ABSTRACT:

RNA-binding proteins (RBPs) are traditionally associated with canonical RNA metabolism, including splicing, transport, translation, and decay. However, large-scale studies over the last decade have revealed a far broader and more complex landscape of RNA–protein networks. Remarkably, many proteins previously well studied for unrelated cellular functions have emerged as unconventional RBPs despite lacking classical RNA-binding domains. These findings suggest that RNA may play a much more pervasive role in cellular organization than previously appreciated.

An emerging concept referred to as “riboregulation” proposes that RNA itself can regulate protein localization, interactions, and function, thereby contributing directly to the spatial and functional organization of the cell. Understanding these mechanisms requires dedicated approaches to consolidate and integrate heterogeneous datasets across biological systems and experimental contexts.

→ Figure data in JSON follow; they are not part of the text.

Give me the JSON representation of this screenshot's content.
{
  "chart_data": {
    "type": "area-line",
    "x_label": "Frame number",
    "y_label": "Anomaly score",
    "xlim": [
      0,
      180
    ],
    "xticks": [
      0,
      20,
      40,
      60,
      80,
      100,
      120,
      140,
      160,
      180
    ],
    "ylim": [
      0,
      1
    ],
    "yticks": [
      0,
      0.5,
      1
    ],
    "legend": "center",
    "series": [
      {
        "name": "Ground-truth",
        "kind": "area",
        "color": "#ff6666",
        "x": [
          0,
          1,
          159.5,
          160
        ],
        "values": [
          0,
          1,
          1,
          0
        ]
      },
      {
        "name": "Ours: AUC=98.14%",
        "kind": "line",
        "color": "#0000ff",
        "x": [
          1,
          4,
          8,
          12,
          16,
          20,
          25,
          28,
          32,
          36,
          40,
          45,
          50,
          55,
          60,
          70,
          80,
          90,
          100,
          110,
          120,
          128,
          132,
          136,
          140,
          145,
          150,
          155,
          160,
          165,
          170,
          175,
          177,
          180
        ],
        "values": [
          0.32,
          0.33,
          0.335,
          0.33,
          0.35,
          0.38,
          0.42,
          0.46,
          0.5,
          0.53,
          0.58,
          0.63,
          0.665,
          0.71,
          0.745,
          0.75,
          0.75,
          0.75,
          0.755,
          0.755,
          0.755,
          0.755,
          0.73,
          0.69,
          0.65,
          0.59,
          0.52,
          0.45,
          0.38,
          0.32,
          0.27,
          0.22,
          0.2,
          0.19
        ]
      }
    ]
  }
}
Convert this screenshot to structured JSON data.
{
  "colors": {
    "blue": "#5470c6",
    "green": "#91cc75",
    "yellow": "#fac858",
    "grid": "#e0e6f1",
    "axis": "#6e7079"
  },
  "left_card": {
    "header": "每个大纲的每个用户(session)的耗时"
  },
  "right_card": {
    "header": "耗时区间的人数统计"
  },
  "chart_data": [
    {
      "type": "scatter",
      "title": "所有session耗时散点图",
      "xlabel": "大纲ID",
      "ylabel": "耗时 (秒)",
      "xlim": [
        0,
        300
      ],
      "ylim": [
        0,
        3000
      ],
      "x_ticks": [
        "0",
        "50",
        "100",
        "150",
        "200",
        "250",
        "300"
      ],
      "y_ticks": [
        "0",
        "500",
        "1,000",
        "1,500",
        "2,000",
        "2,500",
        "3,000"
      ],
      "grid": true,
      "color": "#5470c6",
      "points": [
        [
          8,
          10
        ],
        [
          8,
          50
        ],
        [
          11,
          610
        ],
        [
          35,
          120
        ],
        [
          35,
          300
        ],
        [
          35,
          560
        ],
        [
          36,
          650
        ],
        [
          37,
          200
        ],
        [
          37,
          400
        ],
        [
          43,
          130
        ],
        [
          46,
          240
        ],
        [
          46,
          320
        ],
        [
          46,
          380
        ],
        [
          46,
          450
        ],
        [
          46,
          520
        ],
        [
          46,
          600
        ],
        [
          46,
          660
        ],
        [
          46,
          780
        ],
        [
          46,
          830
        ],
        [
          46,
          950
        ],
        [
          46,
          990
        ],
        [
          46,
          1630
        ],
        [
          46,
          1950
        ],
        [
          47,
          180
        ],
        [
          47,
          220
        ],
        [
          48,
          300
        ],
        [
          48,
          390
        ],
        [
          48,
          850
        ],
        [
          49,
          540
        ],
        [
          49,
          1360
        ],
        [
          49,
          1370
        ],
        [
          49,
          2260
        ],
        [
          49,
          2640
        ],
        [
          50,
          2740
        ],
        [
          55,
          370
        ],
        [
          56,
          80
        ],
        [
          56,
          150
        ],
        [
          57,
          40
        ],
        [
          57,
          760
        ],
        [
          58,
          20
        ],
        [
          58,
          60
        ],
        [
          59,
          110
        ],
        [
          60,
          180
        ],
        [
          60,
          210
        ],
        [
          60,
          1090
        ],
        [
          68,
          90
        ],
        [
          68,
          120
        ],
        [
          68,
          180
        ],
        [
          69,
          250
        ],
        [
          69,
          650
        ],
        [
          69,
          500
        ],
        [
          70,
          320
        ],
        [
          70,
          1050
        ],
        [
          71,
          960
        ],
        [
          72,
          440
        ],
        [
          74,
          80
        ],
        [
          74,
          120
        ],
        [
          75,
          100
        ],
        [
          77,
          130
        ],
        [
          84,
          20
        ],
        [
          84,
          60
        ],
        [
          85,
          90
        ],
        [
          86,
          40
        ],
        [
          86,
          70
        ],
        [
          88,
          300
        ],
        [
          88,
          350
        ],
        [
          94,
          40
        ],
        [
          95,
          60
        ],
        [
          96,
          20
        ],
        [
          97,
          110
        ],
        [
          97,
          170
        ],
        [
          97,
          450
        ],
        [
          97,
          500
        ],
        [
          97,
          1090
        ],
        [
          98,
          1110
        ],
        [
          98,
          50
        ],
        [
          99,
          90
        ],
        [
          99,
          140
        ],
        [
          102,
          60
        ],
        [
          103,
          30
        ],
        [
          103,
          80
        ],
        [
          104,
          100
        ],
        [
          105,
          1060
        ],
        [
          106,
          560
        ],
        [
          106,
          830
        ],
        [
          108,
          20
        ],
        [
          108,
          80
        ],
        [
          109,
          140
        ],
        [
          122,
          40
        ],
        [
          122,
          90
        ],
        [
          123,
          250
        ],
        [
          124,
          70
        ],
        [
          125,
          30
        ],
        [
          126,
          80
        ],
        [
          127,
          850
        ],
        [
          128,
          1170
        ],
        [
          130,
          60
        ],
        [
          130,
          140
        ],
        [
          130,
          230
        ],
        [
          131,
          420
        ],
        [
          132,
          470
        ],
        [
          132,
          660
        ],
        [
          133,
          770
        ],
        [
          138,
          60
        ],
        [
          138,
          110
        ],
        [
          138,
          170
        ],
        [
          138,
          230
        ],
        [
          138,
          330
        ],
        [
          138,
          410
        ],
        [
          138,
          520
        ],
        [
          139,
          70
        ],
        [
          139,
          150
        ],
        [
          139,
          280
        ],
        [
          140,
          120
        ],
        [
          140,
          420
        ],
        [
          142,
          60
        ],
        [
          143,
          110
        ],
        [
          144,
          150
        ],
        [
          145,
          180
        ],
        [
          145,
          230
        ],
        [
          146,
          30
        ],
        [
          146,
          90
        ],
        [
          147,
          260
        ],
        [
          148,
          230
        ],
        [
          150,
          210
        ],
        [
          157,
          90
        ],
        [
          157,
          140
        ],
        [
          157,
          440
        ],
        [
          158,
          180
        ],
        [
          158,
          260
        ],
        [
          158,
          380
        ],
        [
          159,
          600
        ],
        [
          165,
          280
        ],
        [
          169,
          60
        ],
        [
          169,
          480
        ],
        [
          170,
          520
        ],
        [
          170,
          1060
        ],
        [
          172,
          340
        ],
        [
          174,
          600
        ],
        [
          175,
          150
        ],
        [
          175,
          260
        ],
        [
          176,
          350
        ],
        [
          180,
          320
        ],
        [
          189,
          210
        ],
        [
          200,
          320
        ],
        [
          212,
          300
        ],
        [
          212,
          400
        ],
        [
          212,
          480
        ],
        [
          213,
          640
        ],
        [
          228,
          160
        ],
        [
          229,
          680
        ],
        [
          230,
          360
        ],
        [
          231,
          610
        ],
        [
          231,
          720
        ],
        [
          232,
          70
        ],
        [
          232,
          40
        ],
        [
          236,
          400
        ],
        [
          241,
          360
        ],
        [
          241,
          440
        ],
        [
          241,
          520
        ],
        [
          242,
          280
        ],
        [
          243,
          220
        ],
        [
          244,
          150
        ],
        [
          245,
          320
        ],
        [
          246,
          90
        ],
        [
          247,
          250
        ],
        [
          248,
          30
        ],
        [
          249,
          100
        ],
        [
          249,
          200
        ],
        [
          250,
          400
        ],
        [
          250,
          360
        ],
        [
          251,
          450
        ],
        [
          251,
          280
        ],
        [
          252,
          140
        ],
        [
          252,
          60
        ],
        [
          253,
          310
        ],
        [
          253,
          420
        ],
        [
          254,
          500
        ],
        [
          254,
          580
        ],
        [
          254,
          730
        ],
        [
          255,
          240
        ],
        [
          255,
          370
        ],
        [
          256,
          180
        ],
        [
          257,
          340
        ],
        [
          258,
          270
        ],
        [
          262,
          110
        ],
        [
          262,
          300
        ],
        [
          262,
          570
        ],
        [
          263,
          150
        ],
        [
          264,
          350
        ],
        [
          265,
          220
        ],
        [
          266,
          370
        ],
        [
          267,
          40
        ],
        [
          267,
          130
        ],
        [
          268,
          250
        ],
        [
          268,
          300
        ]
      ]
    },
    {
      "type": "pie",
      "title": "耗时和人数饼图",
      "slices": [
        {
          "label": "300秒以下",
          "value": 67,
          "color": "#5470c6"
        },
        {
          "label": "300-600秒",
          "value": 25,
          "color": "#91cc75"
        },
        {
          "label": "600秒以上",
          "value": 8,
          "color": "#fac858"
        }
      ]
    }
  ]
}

I will present how the development of RBP2GO, a comprehensive resource for RBPs (rbp2go.dkfz.de), has enabled the identification of previously overlooked RNA–protein networks and RNA-mediated regulatory mechanisms in key cellular structures and pathways, including the mitotic apparatus and the microtubule cytoskeleton. I will also discuss our current efforts to expand and refine this resource to facilitate new discoveries in physiology and disease.

BIOSKETCH

PD Dr. Maïwen Caudron-Herger leads the independent research group "RNA-Protein Complexes & Cell Proliferation" at the German Cancer Research Center (DKFZ) in Heidelberg. Trained originally in physics, she has followed a trajectory spanning biophysics, nuclear architecture, bioinformatics, and RNA biology, driven by a fascination with how cells orchestrate molecular complexity to solve their most fundamental challenges. Her research established riboregulation as a new concept in cell division, revealing RNA as an unexpected regulator of protein interactions and functions during mitosis. Key recent contributions include the development of R-DeeP, a screening method to identify RNA-dependent proteins (Molecular Cell 2019; Nature Protocols 2020), the creation of RBP2GO, a comprehensive resource to enable easy access to RNA-binding protein knowledge and to foster cross-topics discovery across cell and RNA biology (Nucleic Acids Research 2021, 2024, 2026), and the publication of an atlas of RNA-dependent mitotic factors revealing the riboregulation of Aurora kinase A (Nature Communications 2025).